Cranial Neuropathies in Multiple Sclerosis Defined by Magnetic Resonance Imaging and Fludeoxyglucose F 18 Positron Emission Tomography

Author Affiliations

Author Affiliations: Departments of Neurology (Drs Renard, Poalelungi, and Labauge) and Nuclear Medicine (Dr Collombier), CHU Nîmes, Hôpital Caremeau, Nîmes, France.
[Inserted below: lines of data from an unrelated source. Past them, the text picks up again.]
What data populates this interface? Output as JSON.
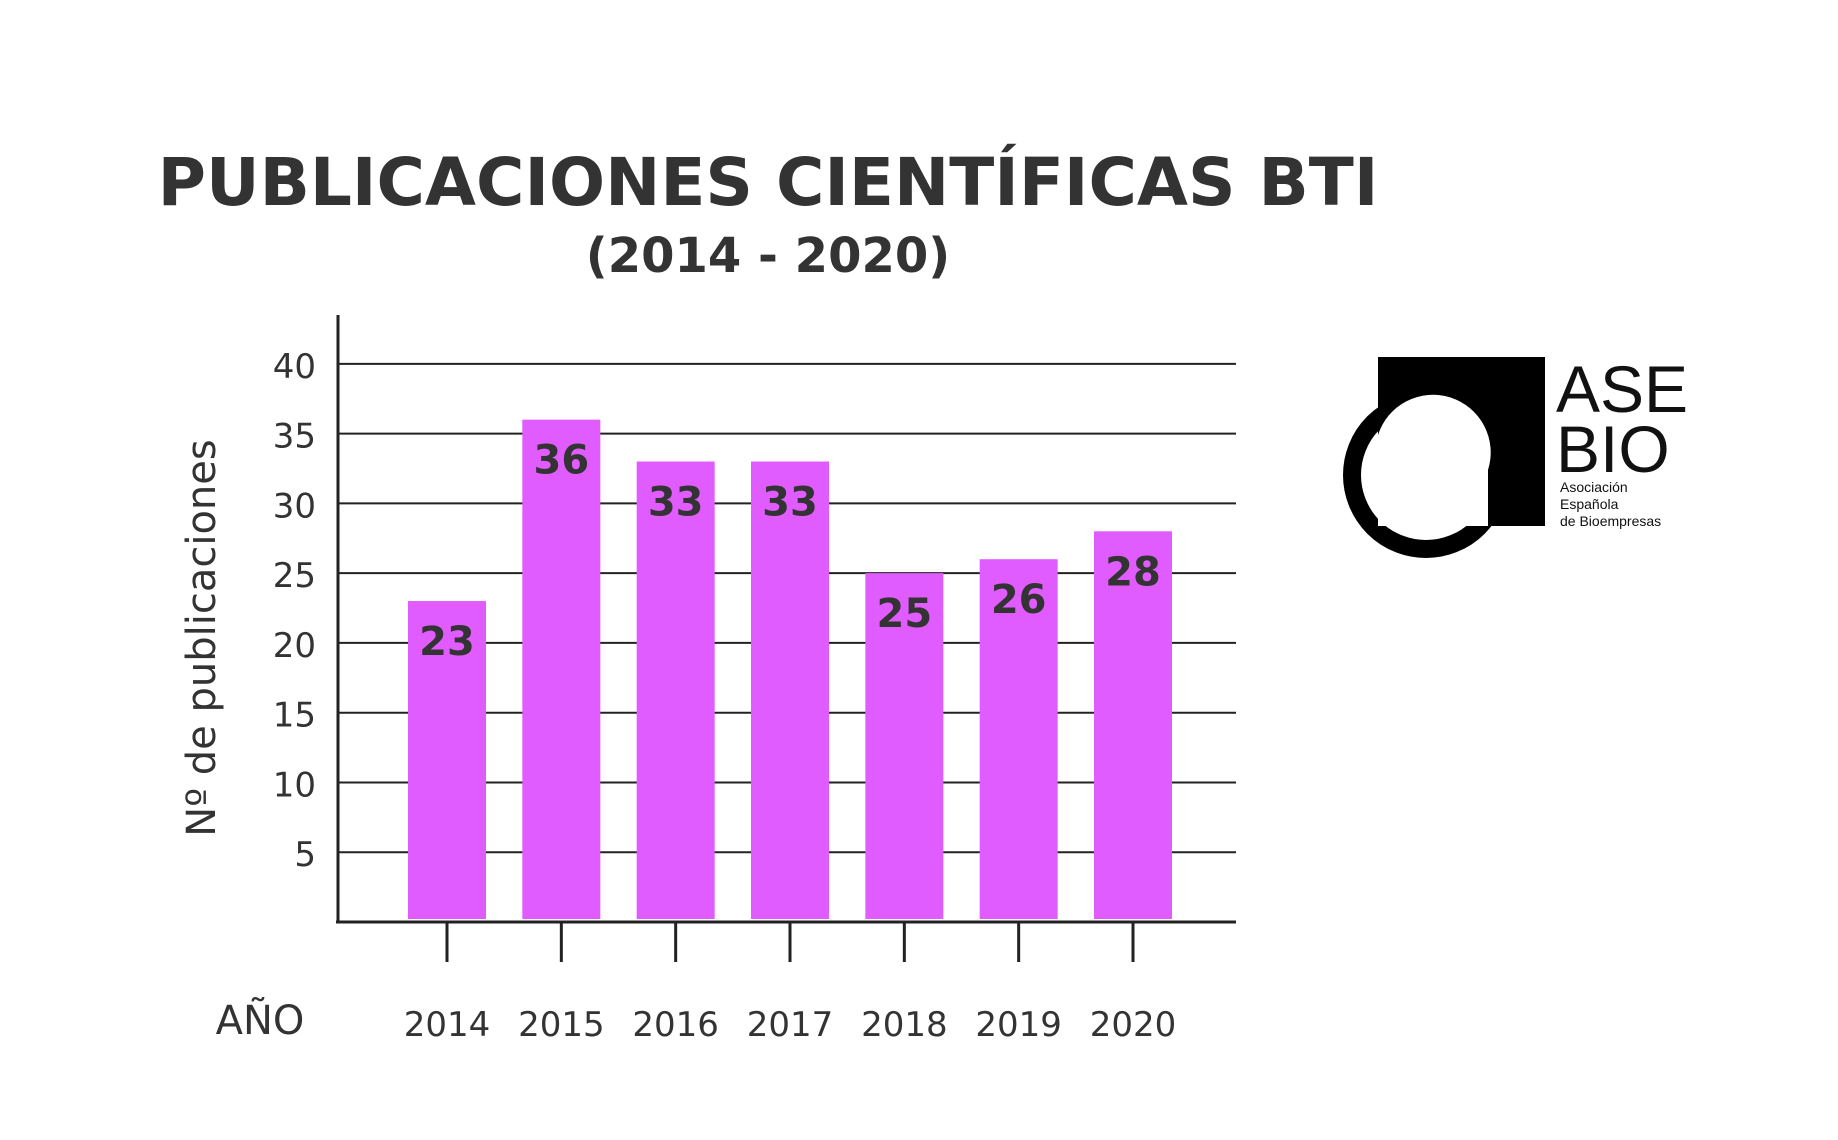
{
  "chart_data": {
    "type": "bar",
    "title": "PUBLICACIONES CIENTÍFICAS BTI",
    "subtitle": "(2014 - 2020)",
    "xlabel": "AÑO",
    "ylabel": "Nº de publicaciones",
    "categories": [
      "2014",
      "2015",
      "2016",
      "2017",
      "2018",
      "2019",
      "2020"
    ],
    "values": [
      23,
      36,
      33,
      33,
      25,
      26,
      28
    ],
    "data_labels": [
      "23",
      "36",
      "33",
      "33",
      "25",
      "26",
      "28"
    ],
    "y_ticks": [
      5,
      10,
      15,
      20,
      25,
      30,
      35,
      40
    ],
    "y_tick_labels": [
      "5",
      "10",
      "15",
      "20",
      "25",
      "30",
      "35",
      "40"
    ],
    "ylim": [
      0,
      43.5
    ],
    "grid": true,
    "bar_color": "#e15cff",
    "text_color": "#333333"
  },
  "logo": {
    "line1": "ASE",
    "line2": "BIO",
    "tagline1": "Asociación",
    "tagline2": "Española",
    "tagline3": "de Bioempresas"
  }
}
Arch Neurol. 2012;69(4):541-542. doi:10.1001/archneurol.2011.1936

A 50-year-old woman with a history of transient brachial monoparesis lasting for months presented with subacute diplopia, left-sided facial palsy, and gait instability with the tendency to fall toward the right side. Clinical examination showed left abducens palsy, left-sided peripheral facial palsy, and left eye hypertropia and left-beating nystagmus. Tendency to fall toward the right side, left eye hypertropia, and left-beating nystagmus were interpreted as a vestibular tilt reaction to the right. Magnetic resonance imaging in our patient showed a gadolinium-enhancing left dorsal pontine tegmentum lesion, together with other lesions, fulfilling revised multiple sclerosis (MS) McDonald criteria (Figure, A-C). Results of cerebrospinal fluid analysis were normal, apart from the presence of 2 oligoclonal bands. To exclude a neoplastic lesion, brain fludeoxyglucose F 18 positron emission tomography (FDG-PET) was performed (Figure, D) showing hypometabolism in the pontine lesion, making a diagnosis of high-grade tumor improbable. According to the 2010 revised McDonald criteria, a diagnosis of relapsing-remitting MS was made. High-dose intravenous methylprednisolone (1 g once daily for 5 days) was given, leading to clinical remission 2 weeks later. Three months later, magnetic resonance imaging showed absence of gadolinium enhancement of the dorsal pontine tegmentum lesion, persisting on fluid-attenuated inversion recovery sequences.